Tauziah Kyai Ali Barqul Abid saat baiatan TQN-A di Masjid Jami Tegalsari Ponorogo, mengemukakan "Jangan meminta posisi atau keadaan tertentu, karena Allah lebih tahu apa yang baik bagi kita,"
Sebuah pesan spiritual yang mendalam tentang kepercayaan dan penyerahan diri sepenuhnya kepada kehendak Allah.
Mengutip pesan Kyai Ali Barqul Abid yang lebih dalam, beliau menekankan bahwa permintaan atau keinginan tertentu terhadap posisi atau keadaan bukan hanya sekadar masalah tawakal atau qana'ah, tetapi lebih pada adab seorang hamba kepada Penciptanya.

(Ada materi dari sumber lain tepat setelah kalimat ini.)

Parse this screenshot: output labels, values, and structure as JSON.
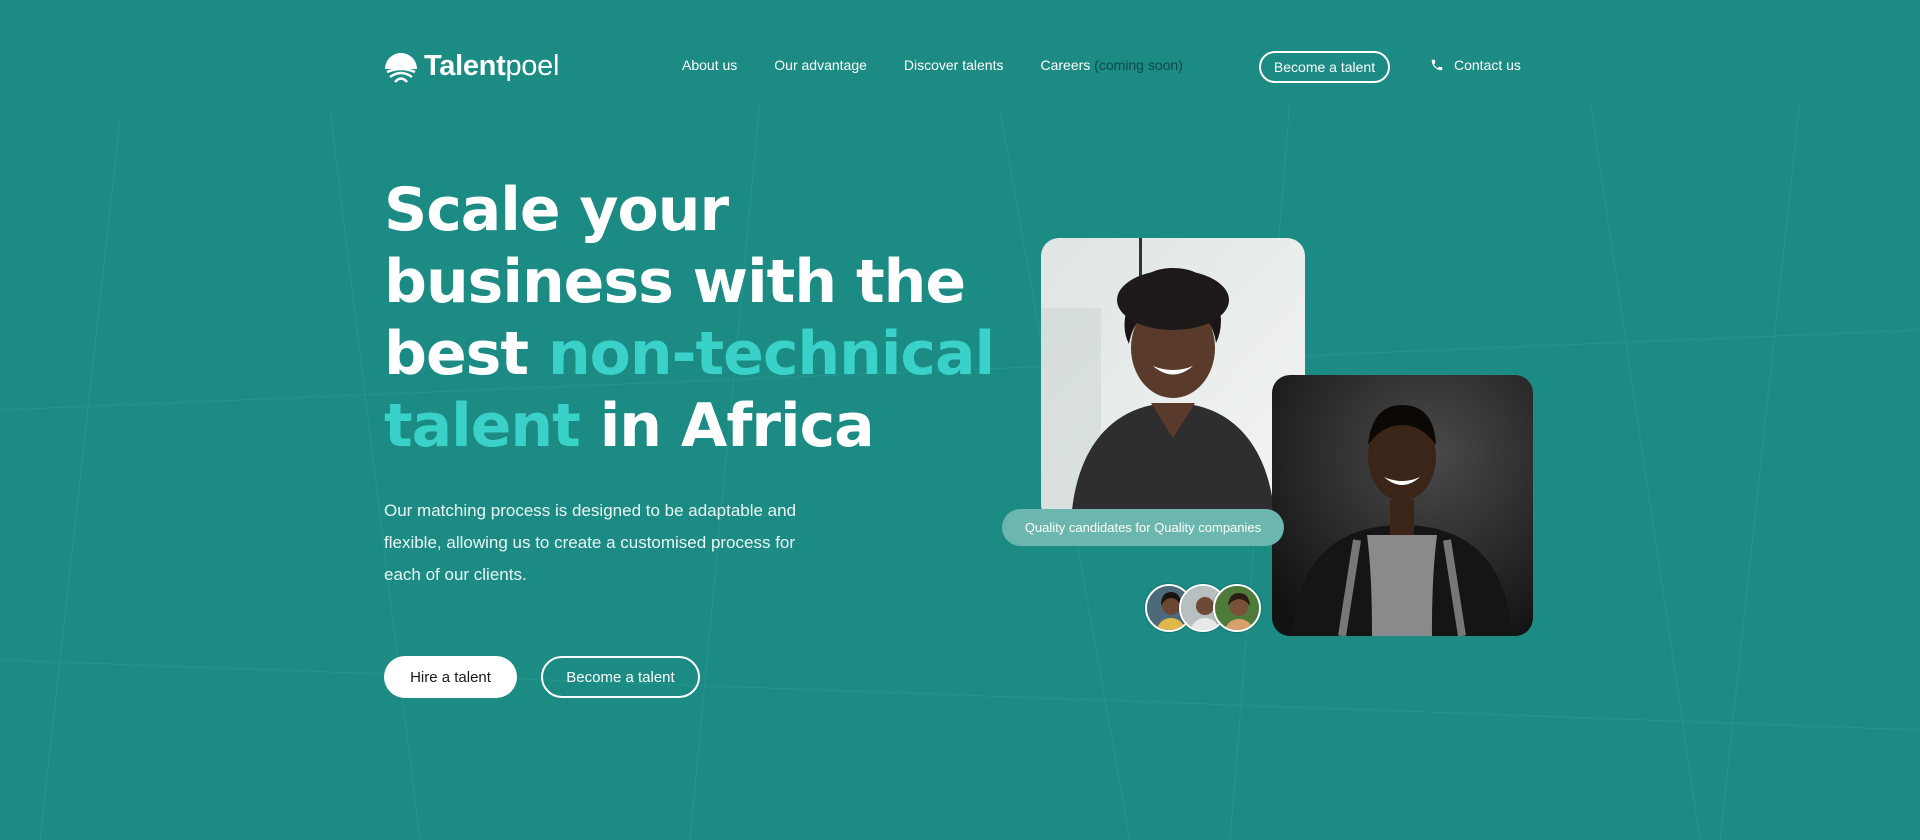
{
  "brand": {
    "name_bold": "Talent",
    "name_light": "poel"
  },
  "nav": {
    "items": [
      "About us",
      "Our advantage",
      "Discover talents"
    ],
    "careers": "Careers",
    "careers_note": "(coming soon)"
  },
  "header": {
    "become_talent": "Become a talent",
    "contact": "Contact us"
  },
  "hero": {
    "title_1": "Scale your business with the best ",
    "title_accent": "non-technical talent",
    "title_2": " in Africa",
    "description": "Our matching process is designed to be adaptable and flexible, allowing us to create a customised process for each of our clients.",
    "cta_primary": "Hire a talent",
    "cta_secondary": "Become a talent"
  },
  "showcase": {
    "tagline": "Quality candidates  for Quality companies"
  },
  "colors": {
    "background": "#1b8b83",
    "accent": "#3ad2c8",
    "muted": "#0d4a45"
  }
}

Dalam konteks ini, beliau mengingatkan bahwa sebagai hamba, kita harus memahami batasan-batasan kita di hadapan Allah SWT. Ranah sang Pencipta adalah wilayah yang Maha Luas dan Maha Mengetahui, sementara kita sebagai makhluk hanya memiliki pengetahuan yang terbatas.
Oleh karena itu, tidak pantas bagi seorang salik (penempuh jalan spiritual) untuk terlalu memikirkan atau meminta hal-hal yang sebenarnya berada di luar kapasitasnya sebagai hamba.
Pesan ini mengajarkan tentang kesadaran akan kedudukan kita di hadapan Allah SWT. Seorang hamba yang baik adalah yang menyadari kelemahan dan keterbatasannya, serta tidak berusaha "mengatur" atau "mengarahkan" kehendak Allah sesuai dengan keinginannya sendiri. Hal ini sejalan dengan konsep adab al-'abd ma'a Rabbih (adab seorang hamba terhadap Tuhannya), yang menekankan pentingnya sikap rendah hati, pasrah, dan mengakui kebesaran Allah dalam segala hal. Seorang salik, yang sedang menempuh jalan mendekatkan diri kepada Allah, harus menjaga adab ini dengan baik.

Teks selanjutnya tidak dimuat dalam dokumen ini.